Thermococcus sp. strain 4557 (=CGMCC 1.5172) was isolated from the deep-sea hydrothermal vent Guaymas Basin site in the Gulf of California at a depth of 2,000 m. It was a sulfur-reducing, strictly anaerobic, and hyperthermophilic archaeon. Phylogenetic analysis based on 16S rRNA gene sequences of validly published species showed that strain 4557 belonged to the order
Thermococcales. Also, it was most closely related to a fast-growing and cell-fusing archaeon,
Thermococcus celericrescens TS2
T (
3), with a similarity of 99.7%. The
Thermococcales order encompasses three distinct genera:
Thermococcus,
Pyrococcus, and
Palaeococcus (
1). Members of the genus
Thermococcus, which are sulfur reducing and ubiquitously present in various deep-sea hydrothermal vent systems, are considered to play a significant role in the microbial consortia. To date, complete genome sequences of five
Thermococcus species, including
Thermococcus barophilus,
Thermococcus gammatolerans,
Thermococcus kodakarensis,
Thermococcus onnurineus, and
Thermococcus sibiricus, have been determined, and these showed variability of those strains at the level of genomic content and organization (
2,
4–
7).
The genome sequence of
Thermococcus sp. 4557 was determined at the Shenzhen Huada Genomics Institute (BGI; Shenzhen, China) with a strategy of Solexa paired-end sequencing technology. Sequencing resulted in a total of 215.64-Mb high-quality reads with approximately 100-fold coverage of the entire genome. All of the reads were assembled by using the SOAPdenovo alignment tool (
http://soap.genomics.org.cn/index.html#intro2), and 59 contigs were generated. Gaps between contigs were closed by direct PCR sequencing with primers, which were designed to anneal to each end of neighboring contigs. Protein-coding sequences were predicted and annotated by the NCBI Prokaryotic Genomes Automatic Annotation Pipeline (PGAAP) (
http://www.ncbi.nlm.nih.gov/genomes/static/Pipeline.html).

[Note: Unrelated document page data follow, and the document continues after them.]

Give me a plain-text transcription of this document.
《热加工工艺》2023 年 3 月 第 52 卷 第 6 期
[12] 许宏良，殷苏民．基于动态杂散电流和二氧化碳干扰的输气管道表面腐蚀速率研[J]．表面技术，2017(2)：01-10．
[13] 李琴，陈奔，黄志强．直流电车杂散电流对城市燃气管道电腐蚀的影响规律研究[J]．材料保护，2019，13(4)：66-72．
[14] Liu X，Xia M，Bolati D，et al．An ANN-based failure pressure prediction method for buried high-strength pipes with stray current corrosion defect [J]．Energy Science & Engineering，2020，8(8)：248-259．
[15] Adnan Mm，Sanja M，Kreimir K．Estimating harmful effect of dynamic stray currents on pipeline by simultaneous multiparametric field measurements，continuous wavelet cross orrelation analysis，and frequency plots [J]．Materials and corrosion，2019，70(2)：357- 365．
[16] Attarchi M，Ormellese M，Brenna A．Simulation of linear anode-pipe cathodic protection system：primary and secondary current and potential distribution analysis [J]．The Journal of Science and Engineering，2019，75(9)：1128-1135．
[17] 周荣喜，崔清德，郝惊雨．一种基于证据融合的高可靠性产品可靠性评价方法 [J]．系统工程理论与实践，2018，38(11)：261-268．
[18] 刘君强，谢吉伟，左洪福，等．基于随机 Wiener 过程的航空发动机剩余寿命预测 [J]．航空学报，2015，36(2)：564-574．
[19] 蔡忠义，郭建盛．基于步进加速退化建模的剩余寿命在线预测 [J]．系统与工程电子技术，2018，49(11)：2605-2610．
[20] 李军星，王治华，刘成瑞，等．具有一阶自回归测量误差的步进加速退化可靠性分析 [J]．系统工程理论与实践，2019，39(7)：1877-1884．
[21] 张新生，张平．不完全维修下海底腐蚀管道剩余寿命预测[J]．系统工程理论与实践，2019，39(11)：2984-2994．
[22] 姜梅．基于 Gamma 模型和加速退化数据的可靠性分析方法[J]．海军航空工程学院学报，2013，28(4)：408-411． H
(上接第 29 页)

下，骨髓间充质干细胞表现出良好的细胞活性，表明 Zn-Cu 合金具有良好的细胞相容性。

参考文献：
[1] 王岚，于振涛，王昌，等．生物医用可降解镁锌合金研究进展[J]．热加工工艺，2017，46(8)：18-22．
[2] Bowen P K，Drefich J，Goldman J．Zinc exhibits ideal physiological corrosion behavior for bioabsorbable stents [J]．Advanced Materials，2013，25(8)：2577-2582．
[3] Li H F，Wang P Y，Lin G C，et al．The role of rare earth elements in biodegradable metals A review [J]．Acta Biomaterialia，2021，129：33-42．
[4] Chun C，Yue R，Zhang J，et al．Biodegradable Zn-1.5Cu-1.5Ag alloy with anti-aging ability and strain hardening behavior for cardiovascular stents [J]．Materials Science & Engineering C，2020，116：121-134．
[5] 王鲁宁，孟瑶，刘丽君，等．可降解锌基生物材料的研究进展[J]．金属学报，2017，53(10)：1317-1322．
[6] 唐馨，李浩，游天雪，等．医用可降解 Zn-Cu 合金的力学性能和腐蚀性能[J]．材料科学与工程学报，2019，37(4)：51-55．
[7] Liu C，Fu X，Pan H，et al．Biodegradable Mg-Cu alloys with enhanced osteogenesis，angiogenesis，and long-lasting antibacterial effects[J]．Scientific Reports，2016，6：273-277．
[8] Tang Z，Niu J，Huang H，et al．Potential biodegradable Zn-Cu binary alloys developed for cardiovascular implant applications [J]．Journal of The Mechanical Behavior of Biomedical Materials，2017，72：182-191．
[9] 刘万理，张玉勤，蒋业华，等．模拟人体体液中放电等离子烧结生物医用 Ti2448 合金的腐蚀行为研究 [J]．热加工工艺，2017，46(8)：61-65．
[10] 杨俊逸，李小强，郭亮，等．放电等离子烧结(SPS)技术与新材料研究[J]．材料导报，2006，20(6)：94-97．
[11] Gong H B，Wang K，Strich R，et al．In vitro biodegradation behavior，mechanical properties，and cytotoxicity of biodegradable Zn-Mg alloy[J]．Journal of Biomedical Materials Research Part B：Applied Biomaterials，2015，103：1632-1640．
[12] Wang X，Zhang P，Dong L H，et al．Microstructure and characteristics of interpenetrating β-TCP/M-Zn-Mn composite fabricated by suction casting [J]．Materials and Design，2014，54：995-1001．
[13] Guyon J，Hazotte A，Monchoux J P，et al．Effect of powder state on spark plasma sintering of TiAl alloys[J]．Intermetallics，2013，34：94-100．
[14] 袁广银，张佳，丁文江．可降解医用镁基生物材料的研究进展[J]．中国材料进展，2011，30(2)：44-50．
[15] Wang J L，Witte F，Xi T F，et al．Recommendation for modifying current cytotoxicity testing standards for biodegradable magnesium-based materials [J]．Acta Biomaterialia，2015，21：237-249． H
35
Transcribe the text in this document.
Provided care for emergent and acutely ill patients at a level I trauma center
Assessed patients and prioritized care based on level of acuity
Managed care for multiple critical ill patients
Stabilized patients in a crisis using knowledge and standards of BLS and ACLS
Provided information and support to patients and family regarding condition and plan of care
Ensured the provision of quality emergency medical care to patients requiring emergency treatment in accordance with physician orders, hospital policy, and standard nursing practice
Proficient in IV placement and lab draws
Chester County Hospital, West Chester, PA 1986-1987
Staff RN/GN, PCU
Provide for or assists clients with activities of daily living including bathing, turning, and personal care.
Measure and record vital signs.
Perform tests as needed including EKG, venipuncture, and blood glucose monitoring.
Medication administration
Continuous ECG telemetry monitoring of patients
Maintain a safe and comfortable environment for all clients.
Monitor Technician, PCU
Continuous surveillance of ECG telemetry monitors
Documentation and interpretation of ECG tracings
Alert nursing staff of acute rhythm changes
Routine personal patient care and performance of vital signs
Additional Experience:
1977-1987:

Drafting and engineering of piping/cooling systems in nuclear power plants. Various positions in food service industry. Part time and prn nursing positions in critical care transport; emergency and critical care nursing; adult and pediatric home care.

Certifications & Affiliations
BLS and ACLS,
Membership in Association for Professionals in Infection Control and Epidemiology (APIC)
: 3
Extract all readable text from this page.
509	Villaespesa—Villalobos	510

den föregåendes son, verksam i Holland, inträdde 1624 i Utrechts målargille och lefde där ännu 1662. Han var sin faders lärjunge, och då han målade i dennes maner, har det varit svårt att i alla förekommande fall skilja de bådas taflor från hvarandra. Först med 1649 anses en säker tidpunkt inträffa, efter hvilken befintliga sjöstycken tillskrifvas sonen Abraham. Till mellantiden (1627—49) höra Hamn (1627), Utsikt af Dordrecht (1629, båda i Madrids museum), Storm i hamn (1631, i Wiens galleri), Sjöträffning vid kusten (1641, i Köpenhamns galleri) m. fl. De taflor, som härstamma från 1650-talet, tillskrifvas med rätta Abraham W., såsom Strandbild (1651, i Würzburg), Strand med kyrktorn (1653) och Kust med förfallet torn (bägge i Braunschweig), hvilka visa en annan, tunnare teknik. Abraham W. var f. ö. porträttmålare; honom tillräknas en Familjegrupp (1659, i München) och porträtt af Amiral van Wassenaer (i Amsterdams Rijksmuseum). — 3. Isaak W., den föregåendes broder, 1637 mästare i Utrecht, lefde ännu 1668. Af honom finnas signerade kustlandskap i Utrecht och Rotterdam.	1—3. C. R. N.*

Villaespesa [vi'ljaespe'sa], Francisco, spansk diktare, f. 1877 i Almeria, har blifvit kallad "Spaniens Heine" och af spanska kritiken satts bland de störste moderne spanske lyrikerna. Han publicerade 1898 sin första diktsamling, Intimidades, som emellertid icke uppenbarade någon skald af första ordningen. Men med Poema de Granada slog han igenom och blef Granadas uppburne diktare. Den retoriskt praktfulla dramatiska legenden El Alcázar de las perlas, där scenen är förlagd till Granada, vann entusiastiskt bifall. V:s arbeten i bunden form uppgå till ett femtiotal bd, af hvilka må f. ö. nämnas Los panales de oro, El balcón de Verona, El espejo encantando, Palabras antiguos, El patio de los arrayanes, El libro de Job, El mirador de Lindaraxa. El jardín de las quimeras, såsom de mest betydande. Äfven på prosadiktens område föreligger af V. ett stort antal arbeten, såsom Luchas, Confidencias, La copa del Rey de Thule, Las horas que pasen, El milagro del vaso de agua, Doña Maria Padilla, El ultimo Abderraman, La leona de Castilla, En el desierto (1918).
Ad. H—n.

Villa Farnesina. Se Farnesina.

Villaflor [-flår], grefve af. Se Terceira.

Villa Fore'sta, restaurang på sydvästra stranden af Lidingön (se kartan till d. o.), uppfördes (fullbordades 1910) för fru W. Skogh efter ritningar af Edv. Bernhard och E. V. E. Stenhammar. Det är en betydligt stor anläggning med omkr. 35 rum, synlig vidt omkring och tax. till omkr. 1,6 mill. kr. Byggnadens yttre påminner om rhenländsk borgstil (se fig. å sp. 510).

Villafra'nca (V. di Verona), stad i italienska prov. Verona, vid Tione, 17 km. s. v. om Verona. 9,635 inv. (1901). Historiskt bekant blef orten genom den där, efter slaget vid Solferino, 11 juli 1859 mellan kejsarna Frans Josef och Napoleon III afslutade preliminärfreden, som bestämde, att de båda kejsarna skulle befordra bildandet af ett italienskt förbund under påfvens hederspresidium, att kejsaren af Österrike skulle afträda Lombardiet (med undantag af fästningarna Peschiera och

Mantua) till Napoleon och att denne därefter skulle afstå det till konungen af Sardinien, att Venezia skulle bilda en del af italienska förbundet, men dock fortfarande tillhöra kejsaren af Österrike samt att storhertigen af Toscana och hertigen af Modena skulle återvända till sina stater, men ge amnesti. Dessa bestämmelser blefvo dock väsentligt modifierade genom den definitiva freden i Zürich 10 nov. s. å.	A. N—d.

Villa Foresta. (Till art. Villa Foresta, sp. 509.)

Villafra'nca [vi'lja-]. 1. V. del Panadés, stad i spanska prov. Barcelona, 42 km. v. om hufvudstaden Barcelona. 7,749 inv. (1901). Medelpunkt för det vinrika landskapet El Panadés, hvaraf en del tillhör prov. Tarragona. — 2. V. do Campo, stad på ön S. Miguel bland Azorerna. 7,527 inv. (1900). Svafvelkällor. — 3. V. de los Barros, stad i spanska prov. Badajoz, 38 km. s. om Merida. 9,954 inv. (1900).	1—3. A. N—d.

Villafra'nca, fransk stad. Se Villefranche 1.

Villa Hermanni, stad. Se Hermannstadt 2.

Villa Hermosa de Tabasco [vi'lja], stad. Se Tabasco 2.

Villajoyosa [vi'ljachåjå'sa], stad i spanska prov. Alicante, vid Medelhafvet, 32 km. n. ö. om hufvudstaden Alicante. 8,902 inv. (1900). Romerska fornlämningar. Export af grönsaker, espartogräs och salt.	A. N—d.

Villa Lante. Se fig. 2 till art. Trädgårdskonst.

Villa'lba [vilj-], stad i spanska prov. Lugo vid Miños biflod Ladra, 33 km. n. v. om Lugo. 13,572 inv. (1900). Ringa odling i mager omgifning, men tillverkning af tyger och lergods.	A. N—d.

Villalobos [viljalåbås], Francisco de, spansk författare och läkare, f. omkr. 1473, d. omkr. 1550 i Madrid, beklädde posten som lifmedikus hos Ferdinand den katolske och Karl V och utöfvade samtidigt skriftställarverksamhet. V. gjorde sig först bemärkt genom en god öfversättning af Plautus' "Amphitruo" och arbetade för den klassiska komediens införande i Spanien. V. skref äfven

The Thermococcus sp. 4557 complete genome consists of a single circular chromosome of 2,011,320 bp with a G+C content of 56.08%. The chromosome is predicted to contain 2,144 protein-coding sequences, which cover 91.68% of the overall genome. Also, one copy of 16S-23S rRNA, two copies of 5S rRNA, a 7S rRNA for signal recognition particle, and 45 tRNA genes were detected. In addition, there were five putative transposons and 22 tandem repeat sequences in the genome.
Like the other five sequenced Thermococcus species above, the genome of strain 4557 possesses numerous genes for metabolism of proteins and starch, element sulfur reduction, various metal ion transporters, and a stress chaperone system. In addition, strain 4557 carries some genes for degradation aromatic compounds, which may be favorable for its survival and growth in the deep-sea hydrothermal vent Guaymas Basin site, in which a continuing oil seep exists. A detailed analysis of the genome of Thermococcus sp. 4557 and comparative genome analysis with other Thermococcus members will promote our understanding of its adaptation to the deep-sea hydrothermal environment.
Nucleotide sequence accession number. The complete genome sequence of strain 4557 is available in GenBank under accession number CP002920.